Question

Given a positive integer n, find the number of non-negative integers less than or equal to n, whose binary representations do NOT contain consecutive ones

Analysis

First let's get the binary representation of integer n bin_n [$$d_{L-1}$$,..., $$d_2$$, $$d_1$$, $$d_0$$] as a list with length = L.

Let's define:

ans(l) means the number of non-negative integers less than or equal to number [$$d_{l-1}$$,..., $$d_2$$, $$d_1$$, $$d_0$$] with No Consecutive ones.

total(l) means the number of l digits non-negative integers with No Consecutive ones (for example: l = 2, then total(2)=3, since we have 0b00 0b01 0b10)
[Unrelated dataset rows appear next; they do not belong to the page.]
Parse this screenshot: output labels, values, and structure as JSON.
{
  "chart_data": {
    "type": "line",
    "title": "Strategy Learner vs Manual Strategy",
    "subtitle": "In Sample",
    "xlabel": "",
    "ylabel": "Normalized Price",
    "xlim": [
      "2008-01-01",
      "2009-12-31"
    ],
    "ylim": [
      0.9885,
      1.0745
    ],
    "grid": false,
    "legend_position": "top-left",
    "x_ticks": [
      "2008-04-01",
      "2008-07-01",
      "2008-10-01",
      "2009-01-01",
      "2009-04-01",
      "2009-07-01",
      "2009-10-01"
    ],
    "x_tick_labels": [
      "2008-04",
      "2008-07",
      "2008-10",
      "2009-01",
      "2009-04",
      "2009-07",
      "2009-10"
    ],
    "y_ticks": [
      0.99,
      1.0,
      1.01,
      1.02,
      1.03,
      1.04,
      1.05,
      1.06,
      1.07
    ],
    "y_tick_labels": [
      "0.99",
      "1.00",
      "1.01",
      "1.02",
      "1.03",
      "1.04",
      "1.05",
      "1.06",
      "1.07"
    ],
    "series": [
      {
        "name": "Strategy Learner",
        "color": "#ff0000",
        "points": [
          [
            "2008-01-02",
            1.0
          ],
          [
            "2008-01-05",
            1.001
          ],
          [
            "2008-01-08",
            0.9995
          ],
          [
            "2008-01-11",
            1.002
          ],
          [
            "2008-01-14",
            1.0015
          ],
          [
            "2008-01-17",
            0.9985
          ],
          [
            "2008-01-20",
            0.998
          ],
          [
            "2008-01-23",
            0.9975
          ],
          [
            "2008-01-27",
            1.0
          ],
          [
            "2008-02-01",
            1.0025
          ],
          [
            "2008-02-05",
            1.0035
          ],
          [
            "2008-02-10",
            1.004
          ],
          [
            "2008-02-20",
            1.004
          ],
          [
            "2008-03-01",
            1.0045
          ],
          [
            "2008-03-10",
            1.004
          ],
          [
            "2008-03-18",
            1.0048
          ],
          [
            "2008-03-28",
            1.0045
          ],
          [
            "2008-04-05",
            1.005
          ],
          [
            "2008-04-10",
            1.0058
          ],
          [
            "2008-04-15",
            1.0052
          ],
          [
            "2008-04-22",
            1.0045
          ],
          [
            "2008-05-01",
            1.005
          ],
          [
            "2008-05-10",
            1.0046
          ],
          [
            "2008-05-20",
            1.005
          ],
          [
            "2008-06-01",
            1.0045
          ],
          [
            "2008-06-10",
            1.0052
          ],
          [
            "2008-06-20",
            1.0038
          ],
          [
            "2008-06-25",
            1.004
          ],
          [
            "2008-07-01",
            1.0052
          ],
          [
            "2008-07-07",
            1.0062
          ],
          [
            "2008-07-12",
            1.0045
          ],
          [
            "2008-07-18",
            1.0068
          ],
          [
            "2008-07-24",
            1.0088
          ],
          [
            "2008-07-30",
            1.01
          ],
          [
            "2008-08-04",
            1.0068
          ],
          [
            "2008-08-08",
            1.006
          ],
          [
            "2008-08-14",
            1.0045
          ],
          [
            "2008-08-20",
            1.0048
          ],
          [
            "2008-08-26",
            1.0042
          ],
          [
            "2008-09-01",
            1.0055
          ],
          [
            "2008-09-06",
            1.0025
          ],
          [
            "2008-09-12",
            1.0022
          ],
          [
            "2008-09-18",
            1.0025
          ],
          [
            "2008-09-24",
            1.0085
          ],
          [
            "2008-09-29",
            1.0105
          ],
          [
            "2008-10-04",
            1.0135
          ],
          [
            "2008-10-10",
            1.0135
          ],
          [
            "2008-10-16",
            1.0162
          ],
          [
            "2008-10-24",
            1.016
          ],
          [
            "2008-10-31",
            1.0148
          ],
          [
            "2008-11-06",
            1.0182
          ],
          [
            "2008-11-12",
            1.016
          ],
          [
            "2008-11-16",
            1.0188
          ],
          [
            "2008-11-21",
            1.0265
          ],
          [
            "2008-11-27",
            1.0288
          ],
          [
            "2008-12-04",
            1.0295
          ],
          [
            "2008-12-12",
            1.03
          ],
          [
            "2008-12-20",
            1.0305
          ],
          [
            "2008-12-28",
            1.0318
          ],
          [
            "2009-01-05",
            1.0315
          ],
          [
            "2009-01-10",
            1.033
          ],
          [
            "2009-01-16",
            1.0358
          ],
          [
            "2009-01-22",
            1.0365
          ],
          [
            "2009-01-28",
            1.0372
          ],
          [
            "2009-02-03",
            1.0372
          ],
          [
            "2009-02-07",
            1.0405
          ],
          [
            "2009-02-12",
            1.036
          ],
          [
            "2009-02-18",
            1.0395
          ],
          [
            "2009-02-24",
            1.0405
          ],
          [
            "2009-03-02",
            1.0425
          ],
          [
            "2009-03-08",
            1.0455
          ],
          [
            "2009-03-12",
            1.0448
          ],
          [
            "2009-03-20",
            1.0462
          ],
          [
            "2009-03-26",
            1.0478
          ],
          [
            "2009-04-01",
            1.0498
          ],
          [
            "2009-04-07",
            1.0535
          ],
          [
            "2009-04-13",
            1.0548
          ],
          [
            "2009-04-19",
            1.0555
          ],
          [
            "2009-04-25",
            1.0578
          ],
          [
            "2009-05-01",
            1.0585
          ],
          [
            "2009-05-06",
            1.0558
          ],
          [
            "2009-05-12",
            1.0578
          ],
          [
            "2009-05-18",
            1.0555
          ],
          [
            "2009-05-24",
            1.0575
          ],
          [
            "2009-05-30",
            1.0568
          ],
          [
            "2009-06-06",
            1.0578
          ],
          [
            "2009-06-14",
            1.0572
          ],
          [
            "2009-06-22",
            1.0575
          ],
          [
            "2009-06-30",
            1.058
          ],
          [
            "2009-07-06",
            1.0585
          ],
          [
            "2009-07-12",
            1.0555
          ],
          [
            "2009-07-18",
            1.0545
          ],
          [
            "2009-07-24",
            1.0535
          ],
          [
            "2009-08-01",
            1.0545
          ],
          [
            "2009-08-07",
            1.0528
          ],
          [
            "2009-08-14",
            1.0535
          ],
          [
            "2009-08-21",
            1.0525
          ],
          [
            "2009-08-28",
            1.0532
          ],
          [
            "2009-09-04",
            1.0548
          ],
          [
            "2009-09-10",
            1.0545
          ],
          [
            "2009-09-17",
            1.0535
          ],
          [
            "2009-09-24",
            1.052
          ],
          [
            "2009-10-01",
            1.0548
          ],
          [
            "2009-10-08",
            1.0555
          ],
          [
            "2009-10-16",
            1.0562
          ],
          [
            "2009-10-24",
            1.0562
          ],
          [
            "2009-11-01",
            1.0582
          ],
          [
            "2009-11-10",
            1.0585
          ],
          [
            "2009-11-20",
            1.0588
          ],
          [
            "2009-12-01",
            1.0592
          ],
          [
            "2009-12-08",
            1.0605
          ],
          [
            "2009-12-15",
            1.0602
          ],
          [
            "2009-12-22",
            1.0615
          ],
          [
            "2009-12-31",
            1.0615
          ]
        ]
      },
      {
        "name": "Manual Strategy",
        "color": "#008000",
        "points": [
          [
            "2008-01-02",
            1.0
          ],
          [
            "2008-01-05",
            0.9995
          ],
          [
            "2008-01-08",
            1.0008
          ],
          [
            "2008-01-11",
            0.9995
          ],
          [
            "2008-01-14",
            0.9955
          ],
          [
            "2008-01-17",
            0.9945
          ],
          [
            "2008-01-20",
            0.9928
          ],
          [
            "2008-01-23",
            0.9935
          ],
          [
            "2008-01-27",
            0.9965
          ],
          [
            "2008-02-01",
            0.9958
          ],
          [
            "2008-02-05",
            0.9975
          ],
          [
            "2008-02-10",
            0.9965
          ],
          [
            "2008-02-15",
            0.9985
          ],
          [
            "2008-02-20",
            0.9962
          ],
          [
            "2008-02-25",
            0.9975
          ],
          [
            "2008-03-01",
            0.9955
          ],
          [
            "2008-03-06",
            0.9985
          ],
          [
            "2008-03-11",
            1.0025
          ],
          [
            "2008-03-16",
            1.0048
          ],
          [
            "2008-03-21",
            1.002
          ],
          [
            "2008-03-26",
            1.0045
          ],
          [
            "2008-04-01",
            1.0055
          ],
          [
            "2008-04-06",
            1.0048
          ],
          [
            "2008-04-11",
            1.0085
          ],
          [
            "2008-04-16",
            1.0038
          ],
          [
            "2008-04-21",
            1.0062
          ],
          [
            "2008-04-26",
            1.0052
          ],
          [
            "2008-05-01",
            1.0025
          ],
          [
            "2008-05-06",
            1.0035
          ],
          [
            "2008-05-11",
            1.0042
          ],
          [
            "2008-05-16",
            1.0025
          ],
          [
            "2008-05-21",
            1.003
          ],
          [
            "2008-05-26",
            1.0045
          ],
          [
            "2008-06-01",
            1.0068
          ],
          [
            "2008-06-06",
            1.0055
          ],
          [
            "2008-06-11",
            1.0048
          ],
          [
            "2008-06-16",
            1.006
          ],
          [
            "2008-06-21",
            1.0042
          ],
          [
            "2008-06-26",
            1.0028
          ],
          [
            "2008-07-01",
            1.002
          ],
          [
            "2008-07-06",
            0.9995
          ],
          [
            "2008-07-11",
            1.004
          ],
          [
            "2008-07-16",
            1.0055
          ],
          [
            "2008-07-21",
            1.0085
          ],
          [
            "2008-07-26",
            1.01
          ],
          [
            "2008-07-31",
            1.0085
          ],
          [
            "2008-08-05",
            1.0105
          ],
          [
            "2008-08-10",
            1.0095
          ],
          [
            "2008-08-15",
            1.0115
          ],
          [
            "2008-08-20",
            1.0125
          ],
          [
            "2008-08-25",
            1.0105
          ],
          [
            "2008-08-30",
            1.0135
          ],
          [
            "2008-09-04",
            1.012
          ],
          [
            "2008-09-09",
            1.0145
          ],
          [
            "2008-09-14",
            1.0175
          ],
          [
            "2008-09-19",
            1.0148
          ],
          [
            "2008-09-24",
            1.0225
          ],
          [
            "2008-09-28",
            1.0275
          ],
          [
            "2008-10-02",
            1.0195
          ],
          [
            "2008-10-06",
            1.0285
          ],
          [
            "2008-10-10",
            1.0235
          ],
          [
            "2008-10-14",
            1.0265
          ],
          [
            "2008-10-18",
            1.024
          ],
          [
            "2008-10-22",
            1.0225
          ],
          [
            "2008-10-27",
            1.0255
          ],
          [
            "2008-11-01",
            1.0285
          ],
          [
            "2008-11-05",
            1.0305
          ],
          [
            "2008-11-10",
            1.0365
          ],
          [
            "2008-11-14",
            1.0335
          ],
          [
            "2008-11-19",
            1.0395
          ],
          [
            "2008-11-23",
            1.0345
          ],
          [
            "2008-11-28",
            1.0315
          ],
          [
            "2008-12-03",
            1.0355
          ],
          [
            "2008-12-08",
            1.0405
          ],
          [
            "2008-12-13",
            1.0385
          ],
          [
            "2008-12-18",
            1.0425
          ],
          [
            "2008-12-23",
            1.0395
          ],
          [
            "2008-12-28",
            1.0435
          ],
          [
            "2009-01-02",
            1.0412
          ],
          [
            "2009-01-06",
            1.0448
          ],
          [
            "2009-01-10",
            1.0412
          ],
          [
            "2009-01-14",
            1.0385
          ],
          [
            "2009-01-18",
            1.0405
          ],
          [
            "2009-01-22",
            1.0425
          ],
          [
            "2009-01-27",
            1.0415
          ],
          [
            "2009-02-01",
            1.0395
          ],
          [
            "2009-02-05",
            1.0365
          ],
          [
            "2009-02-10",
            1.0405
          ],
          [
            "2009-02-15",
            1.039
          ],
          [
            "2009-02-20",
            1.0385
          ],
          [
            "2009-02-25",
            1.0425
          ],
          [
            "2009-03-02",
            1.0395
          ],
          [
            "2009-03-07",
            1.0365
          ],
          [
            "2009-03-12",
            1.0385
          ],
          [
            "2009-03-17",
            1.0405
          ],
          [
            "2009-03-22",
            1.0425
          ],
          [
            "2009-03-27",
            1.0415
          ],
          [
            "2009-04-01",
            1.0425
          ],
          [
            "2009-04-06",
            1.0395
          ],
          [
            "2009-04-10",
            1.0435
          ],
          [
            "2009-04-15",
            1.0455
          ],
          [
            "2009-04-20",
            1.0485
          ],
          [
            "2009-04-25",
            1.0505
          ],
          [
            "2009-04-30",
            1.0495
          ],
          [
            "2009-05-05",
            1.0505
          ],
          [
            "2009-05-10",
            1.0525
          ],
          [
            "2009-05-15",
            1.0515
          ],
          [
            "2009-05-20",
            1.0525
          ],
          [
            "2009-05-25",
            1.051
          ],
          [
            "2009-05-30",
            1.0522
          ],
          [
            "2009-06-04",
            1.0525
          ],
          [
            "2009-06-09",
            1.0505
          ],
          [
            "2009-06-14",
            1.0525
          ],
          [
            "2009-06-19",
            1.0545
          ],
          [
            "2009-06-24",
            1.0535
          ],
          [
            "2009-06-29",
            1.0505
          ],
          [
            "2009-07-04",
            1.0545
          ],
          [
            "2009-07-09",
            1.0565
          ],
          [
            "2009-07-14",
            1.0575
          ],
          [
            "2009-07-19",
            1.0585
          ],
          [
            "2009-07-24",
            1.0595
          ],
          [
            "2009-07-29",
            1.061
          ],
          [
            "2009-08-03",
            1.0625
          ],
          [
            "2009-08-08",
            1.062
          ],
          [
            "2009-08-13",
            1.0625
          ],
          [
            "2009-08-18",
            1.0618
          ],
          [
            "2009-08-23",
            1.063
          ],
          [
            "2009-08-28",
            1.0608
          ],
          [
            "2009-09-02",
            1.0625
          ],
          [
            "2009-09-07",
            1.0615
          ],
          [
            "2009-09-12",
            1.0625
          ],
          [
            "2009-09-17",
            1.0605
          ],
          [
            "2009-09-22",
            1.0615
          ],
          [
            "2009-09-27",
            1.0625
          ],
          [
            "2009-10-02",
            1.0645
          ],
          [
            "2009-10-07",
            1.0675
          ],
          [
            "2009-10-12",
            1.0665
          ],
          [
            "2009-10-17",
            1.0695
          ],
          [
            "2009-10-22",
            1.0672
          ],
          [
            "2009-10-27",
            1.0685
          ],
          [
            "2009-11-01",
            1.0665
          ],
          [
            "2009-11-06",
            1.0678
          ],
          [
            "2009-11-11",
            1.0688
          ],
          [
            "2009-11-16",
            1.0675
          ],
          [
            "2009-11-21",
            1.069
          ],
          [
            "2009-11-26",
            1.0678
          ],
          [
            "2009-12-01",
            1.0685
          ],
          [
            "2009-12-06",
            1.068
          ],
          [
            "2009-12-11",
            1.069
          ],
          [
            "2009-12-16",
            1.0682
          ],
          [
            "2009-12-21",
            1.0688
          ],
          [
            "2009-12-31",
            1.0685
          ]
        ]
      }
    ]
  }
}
ans(l)can be calculated by adding two parts:

ans_ends_zero(l) (d_l-1 = 0)and ans_ends_one(l)(d_l-1 = 1)

total(l) can also be calculated be add two parts:

total_ends_zero(l) (d_l-1 = 0) and total_ends_one(l) (d_l-1 = 1)

we have transfer equation:

if d_l-1 = 1:
    ans_ends_zero(l) = total(l-1)
    ans_ends_one(l) = ans_ends_zero(l-1)
else: # d_l-1 = 0
    ans_ends_zero(l) = ans_ends_zero(l-1) + ans_ends_one(l-1)
    ans_ends_one(l) = 0

total_ends_zero(l) = total_ends_zero(l-1) + total_ends_one(l-1)
total_ends_one(l) = total_ends_zero(l-1)

start status:

ans(l) = [ans_ends_zero(l), ans_ends_one(l)]
total(l) = [total_ends_zero(l), total_ends_one(l)]

ans(1) = [1, 1] if d_0 == 1 else [1, 0)
total(1) = [1, 1]

Solution

def find(a):
    ans = [1, 1] if a%2==1 else [1, 0]
    total = [1, 1]
    a /= 2
    while a > 0:
        digit = a%2
        if digit:
            ans[1] = ans[0]
            ans[0] = total[0]+total[1]
        else:
            ans[0] += ans[1]
            ans[1] = 0
        total[0], total[1] = total[0]+total[1], total[0]
        a /=2
    return ans[1]+ans[0]